The underlying biology is legitimate: Leydig cell senescence, mitochondrial dysfunction, SASP, and circadian disruption in aging testes are real and active research areas. But the leap from "melatonin does interesting things in cell and rooster models" to "melatonin reshapes the treatment paradigm for LOH" is not supported by the evidence the authors themselves present.
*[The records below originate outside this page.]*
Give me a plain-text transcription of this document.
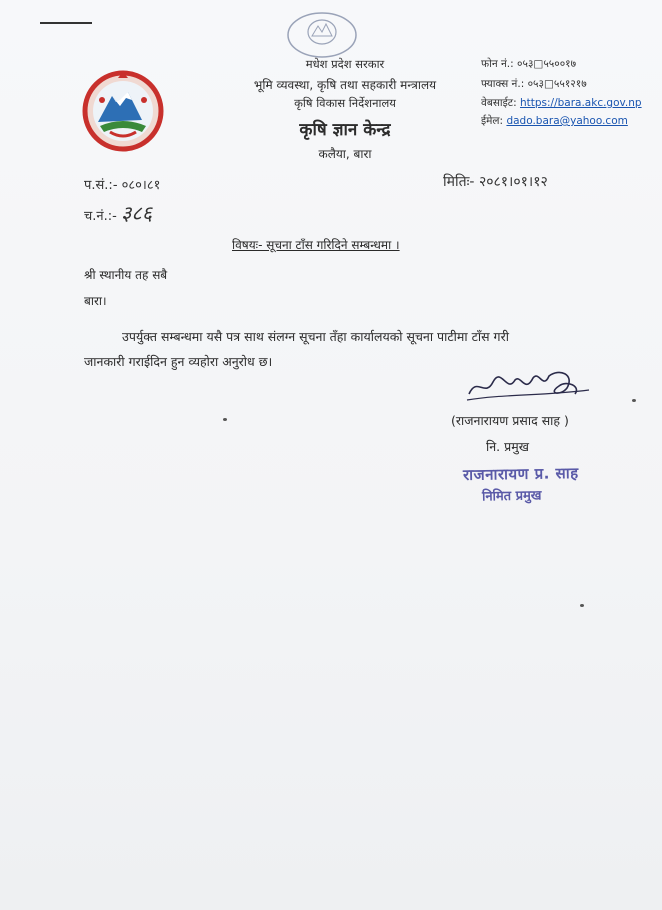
मधेश प्रदेश सरकार
भूमि व्यवस्था, कृषि तथा सहकारी मन्त्रालय
कृषि विकास निर्देशनालय
कृषि ज्ञान केन्द्र
कलैया, बारा
फोन नं.: ०५३□५५००१७
फ्याक्स नं.: ०५३□५५१२१७
वेबसाईट: https://bara.akc.gov.np
ईमेल: dado.bara@yahoo.com
प.सं.:- ०८०।८१
च.नं.:- ३८६
मितिः- २०८१।०१।१२
विषयः- सूचना टाँस गरिदिने सम्बन्धमा ।
श्री स्थानीय तह सबै
बारा।
उपर्युक्त सम्बन्धमा यसै पत्र साथ संलग्न सूचना तँहा कार्यालयको सूचना पाटीमा टाँस गरी
जानकारी गराईदिन हुन व्यहोरा अनुरोध छ।
(राजनारायण प्रसाद साह )
नि. प्रमुख
राजनारायण प्र. साह
निमित प्रमुख
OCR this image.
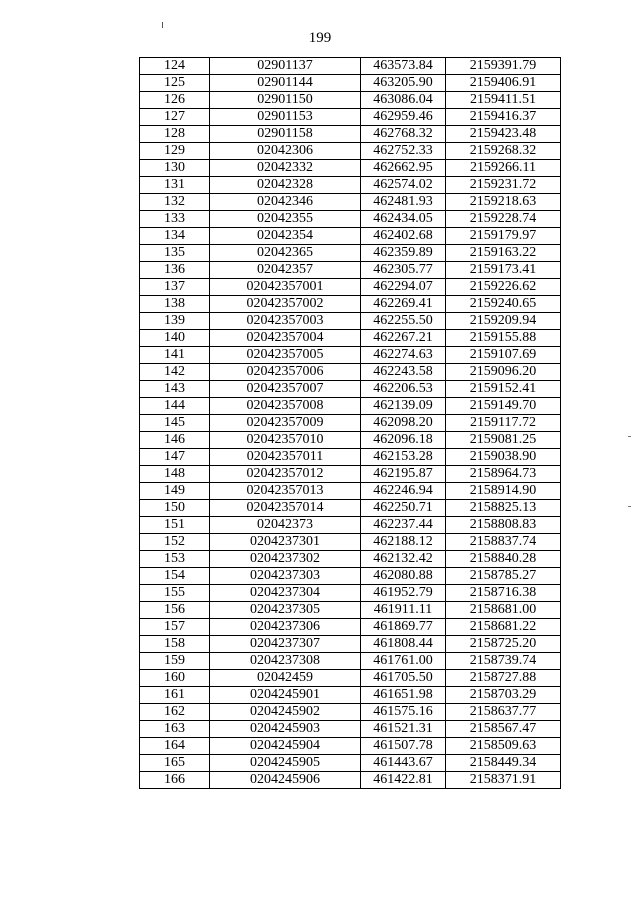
199
124	02901137	463573.84	2159391.79
125	02901144	463205.90	2159406.91
126	02901150	463086.04	2159411.51
127	02901153	462959.46	2159416.37
128	02901158	462768.32	2159423.48
129	02042306	462752.33	2159268.32
130	02042332	462662.95	2159266.11
131	02042328	462574.02	2159231.72
132	02042346	462481.93	2159218.63
133	02042355	462434.05	2159228.74
134	02042354	462402.68	2159179.97
135	02042365	462359.89	2159163.22
136	02042357	462305.77	2159173.41
137	02042357001	462294.07	2159226.62
138	02042357002	462269.41	2159240.65
139	02042357003	462255.50	2159209.94
140	02042357004	462267.21	2159155.88
141	02042357005	462274.63	2159107.69
142	02042357006	462243.58	2159096.20
143	02042357007	462206.53	2159152.41
144	02042357008	462139.09	2159149.70
145	02042357009	462098.20	2159117.72
146	02042357010	462096.18	2159081.25
147	02042357011	462153.28	2159038.90
148	02042357012	462195.87	2158964.73
149	02042357013	462246.94	2158914.90
150	02042357014	462250.71	2158825.13
151	02042373	462237.44	2158808.83
152	0204237301	462188.12	2158837.74
153	0204237302	462132.42	2158840.28
154	0204237303	462080.88	2158785.27
155	0204237304	461952.79	2158716.38
156	0204237305	461911.11	2158681.00
157	0204237306	461869.77	2158681.22
158	0204237307	461808.44	2158725.20
159	0204237308	461761.00	2158739.74
160	02042459	461705.50	2158727.88
161	0204245901	461651.98	2158703.29
162	0204245902	461575.16	2158637.77
163	0204245903	461521.31	2158567.47
164	0204245904	461507.78	2158509.63
165	0204245905	461443.67	2158449.34
166	0204245906	461422.81	2158371.91
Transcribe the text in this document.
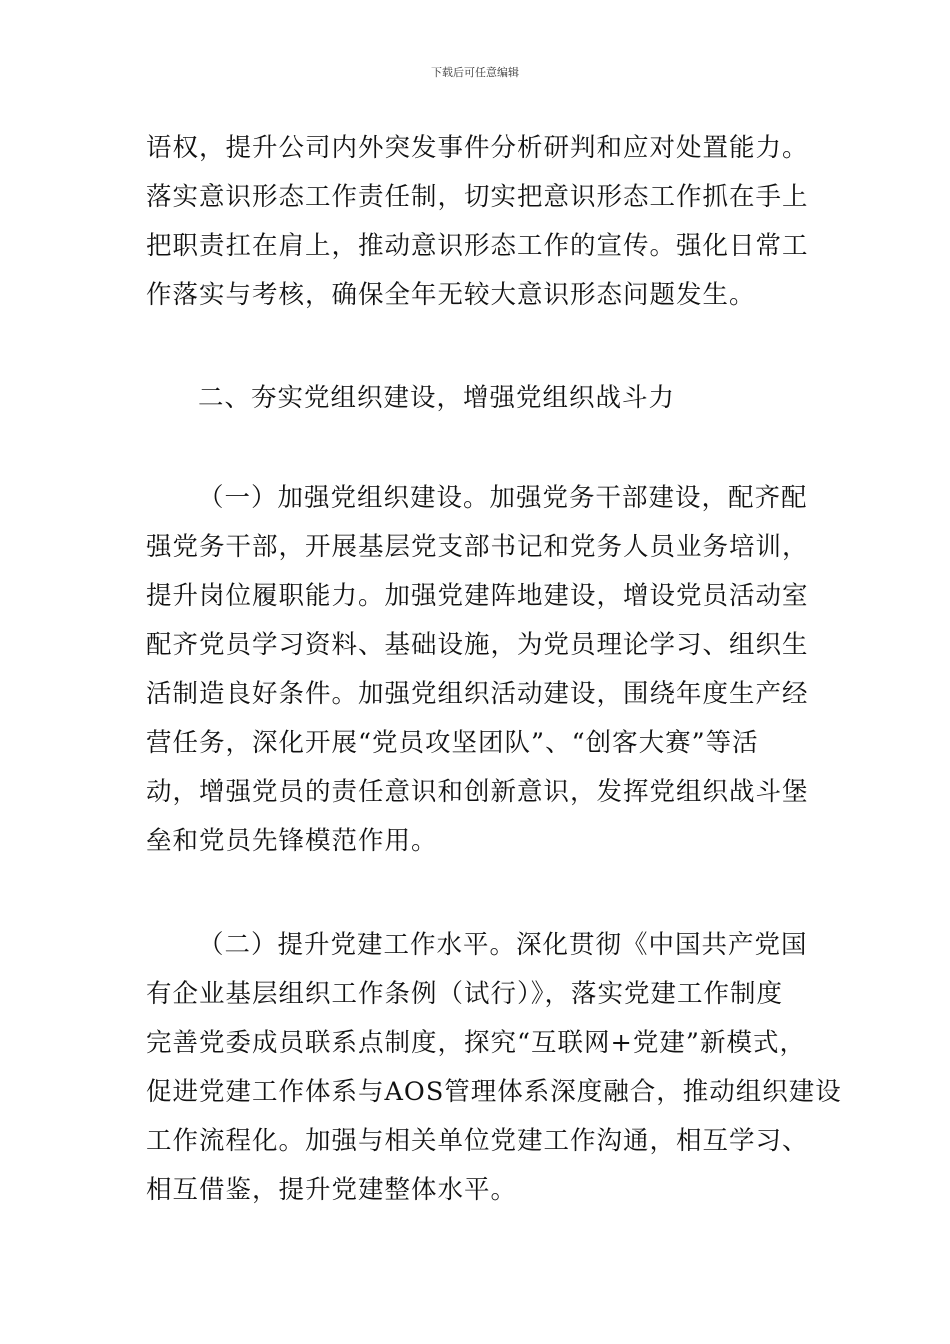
下载后可任意编辑
语权，提升公司内外突发事件分析研判和应对处置能力。
落实意识形态工作责任制，切实把意识形态工作抓在手上
把职责扛在肩上，推动意识形态工作的宣传。强化日常工
作落实与考核，确保全年无较大意识形态问题发生。
二、夯实党组织建设，增强党组织战斗力
（一）加强党组织建设。加强党务干部建设，配齐配
强党务干部，开展基层党支部书记和党务人员业务培训，
提升岗位履职能力。加强党建阵地建设，增设党员活动室
配齐党员学习资料、基础设施，为党员理论学习、组织生
活制造良好条件。加强党组织活动建设，围绕年度生产经
营任务，深化开展“党员攻坚团队”、“创客大赛”等活
动，增强党员的责任意识和创新意识，发挥党组织战斗堡
垒和党员先锋模范作用。
（二）提升党建工作水平。深化贯彻《中国共产党国
有企业基层组织工作条例（试行）》，落实党建工作制度
完善党委成员联系点制度，探究“互联网+党建”新模式，
促进党建工作体系与AOS管理体系深度融合，推动组织建设
工作流程化。加强与相关单位党建工作沟通，相互学习、
相互借鉴，提升党建整体水平。
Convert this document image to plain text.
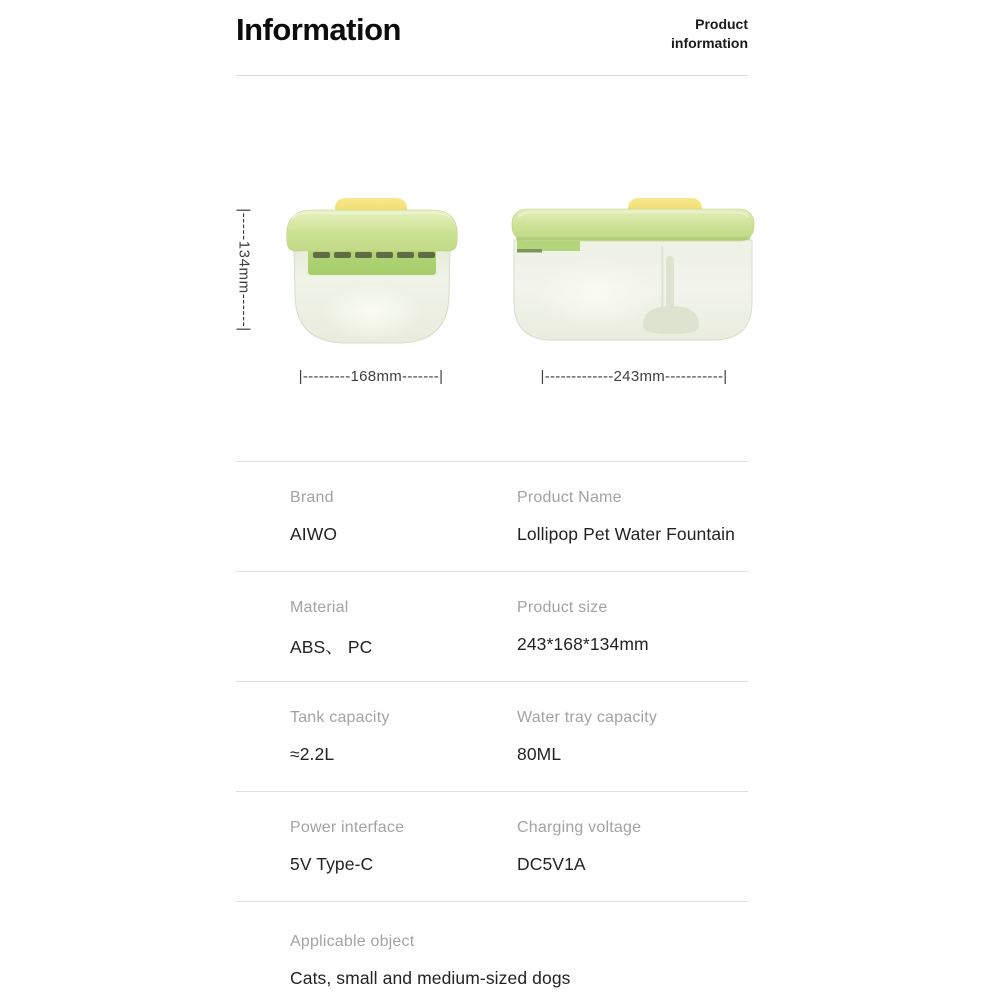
Information	Product
information
|-----134mm------|
|---------168mm-------|	|-------------243mm-----------|
Brand
AIWO
Product Name
Lollipop Pet Water Fountain
Material
ABS、 PC
Product size
243*168*134mm
Tank capacity
≈2.2L
Water tray capacity
80ML
Power interface
5V Type-C
Charging voltage
DC5V1A
Applicable object
Cats, small and medium-sized dogs
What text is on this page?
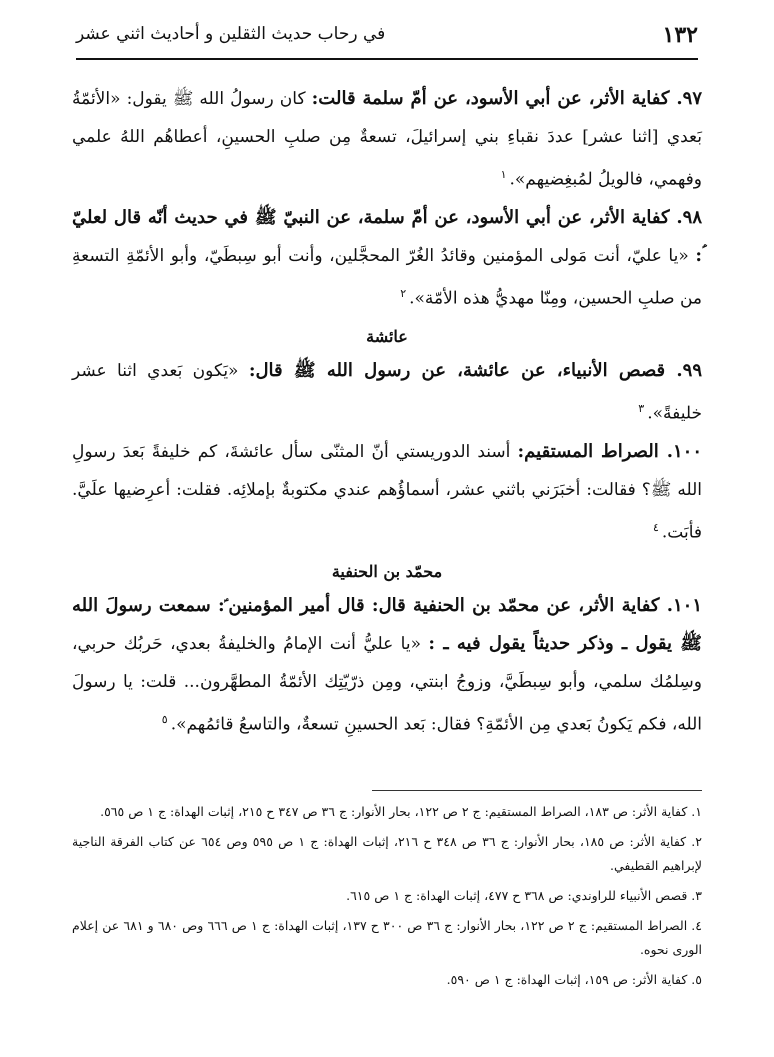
١٣٢
في رحاب حديث الثقلين و أحاديث اثني عشر

٩٧. كفاية الأثر، عن أبي الأسود، عن أمّ سلمة قالت: كان رسولُ الله ﷺ يقول: «الأئمّةُ بَعدي [اثنا عشر] عددَ نقباءِ بني إسرائيلَ، تسعةٌ مِن صلبِ الحسينِ، أعطاهُم اللهُ علمي وفهمي، فالويلُ لمُبغِضيهم».$^١$

٩٨. كفاية الأثر، عن أبي الأسود، عن أمّ سلمة، عن النبيّ ﷺ في حديث أنّه قال لعليّ ؑ: «يا عليّ، أنت مَولى المؤمنين وقائدُ الغُرّ المحجَّلين، وأنت أبو سِبطَيّ، وأبو الأئمّةِ التسعةِ من صلبِ الحسين، ومِنّا مهديُّ هذه الأمّة».$^٢$

عائشة

٩٩. قصص الأنبياء، عن عائشة، عن رسول الله ﷺ قال: «يَكون بَعدي اثنا عشر خليفةً».$^٣$

١٠٠. الصراط المستقيم: أسند الدوريستي أنّ المثنّى سأل عائشةَ، كم خليفةً بَعدَ رسولِ الله ﷺ؟ فقالت: أخبَرَني باثني عشر، أسماؤُهم عندي مكتوبةٌ بإملائِه. فقلت: أعرِضيها علَيَّ. فأبَت.$^٤$

محمّد بن الحنفية

١٠١. كفاية الأثر، عن محمّد بن الحنفية قال: قال أمير المؤمنين ؑ: سمعت رسولَ الله ﷺ يقول ـ وذكر حديثاً يقول فيه ـ : «يا عليُّ أنت الإمامُ والخليفةُ بعدي، حَربُك حربي، وسِلمُك سلمي، وأبو سِبطَيَّ، وزوجُ ابنتي، ومِن ذرّيّتِك الأئمّةُ المطهَّرون... قلت: يا رسولَ الله، فكم يَكونُ بَعدي مِن الأئمّةِ؟ فقال: بَعد الحسينِ تسعةٌ، والتاسعُ قائمُهم».$^٥$

١. كفاية الأثر: ص ١٨٣، الصراط المستقيم: ج ٢ ص ١٢٢، بحار الأنوار: ج ٣٦ ص ٣٤٧ ح ٢١٥، إثبات الهداة: ج ١ ص ٥٦٥.

٢. كفاية الأثر: ص ١٨٥، بحار الأنوار: ج ٣٦ ص ٣٤٨ ح ٢١٦، إثبات الهداة: ج ١ ص ٥٩٥ وص ٦٥٤ عن كتاب الفرقة الناجية لإبراهيم القطيفي.

٣. قصص الأنبياء للراوندي: ص ٣٦٨ ح ٤٧٧، إثبات الهداة: ج ١ ص ٦١٥.

٤. الصراط المستقيم: ج ٢ ص ١٢٢، بحار الأنوار: ج ٣٦ ص ٣٠٠ ح ١٣٧، إثبات الهداة: ج ١ ص ٦٦٦ وص ٦٨٠ و ٦٨١ عن إعلام الورى نحوه.

٥. كفاية الأثر: ص ١٥٩، إثبات الهداة: ج ١ ص ٥٩٠.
Their own limitations section openly states that melatonin effects are "highly dependent on physiological and pathological context" and cautions against extrapolating from animal models to humans "without rigorous validation" — a statement that undermines the paper's bullish thesis.

Red Flags

• Narrative review with no systematic search protocol — selection bias is uncontrolled and unquantifiable
• Zero completed clinical trials in LOH patients cited anywhere in the paper
• The sole cited human trial enrolled Parkinson's patients, not LOH patients, and the result was "limited superiority over placebo" with no clinical symptom improvement
• Authors explicitly acknowledge melatonin can inhibit testosterone synthesis in some species — making simple translational extrapolation invalid
• Title uses paradigm-shift framing ("Reshapes the Treatment Paradigm") unsupported by the evidence base within the paper
• All six authors from the same single institution; two funding bodies are Traditional Chinese Medicine programs
• Heavy reliance on rooster and rodent models; authors themselves flag species-divergence as a core limitation

Strengths

• Unusually candid limitations section — the species-dependence caveat and the warning against direct extrapolation from animal models are more honest than the abstract's framing suggests
• The mechanistic framework (Leydig cell senescence as the root cause of LOH) is well-grounded in the existing aging biology literature
• Correctly identifies the key translational bottlenecks: optimal dosing, delivery route, long-term safety, and patient selection biomarkers
• Raises a genuinely useful research hypothesis: melatonin's value may be specific to particular etiologies (toxicant-induced, metabolic stress-induced testicular dysfunction) rather than universal across all LOH presentations

Verdict

A speculative narrative review dressed in paradigm-shift language. The hypothesis — melatonin as a cellular repair agent for age-related testosterone decline — is biologically coherent and worth investigating, but the paper presents no clinical evidence to justify its confident framing. The preclinical data is contradictory across species (inhibitory in roosters, stimulatory in some mammalian models), the only human data cited comes from an irrelevant patient population and barely beat placebo, and the single-institution TCM authorship with TCM funding warrants skepticism about the review's completeness. Useful as a mechanistic orientation to Leydig cell senescence biology; useless as clinical guidance.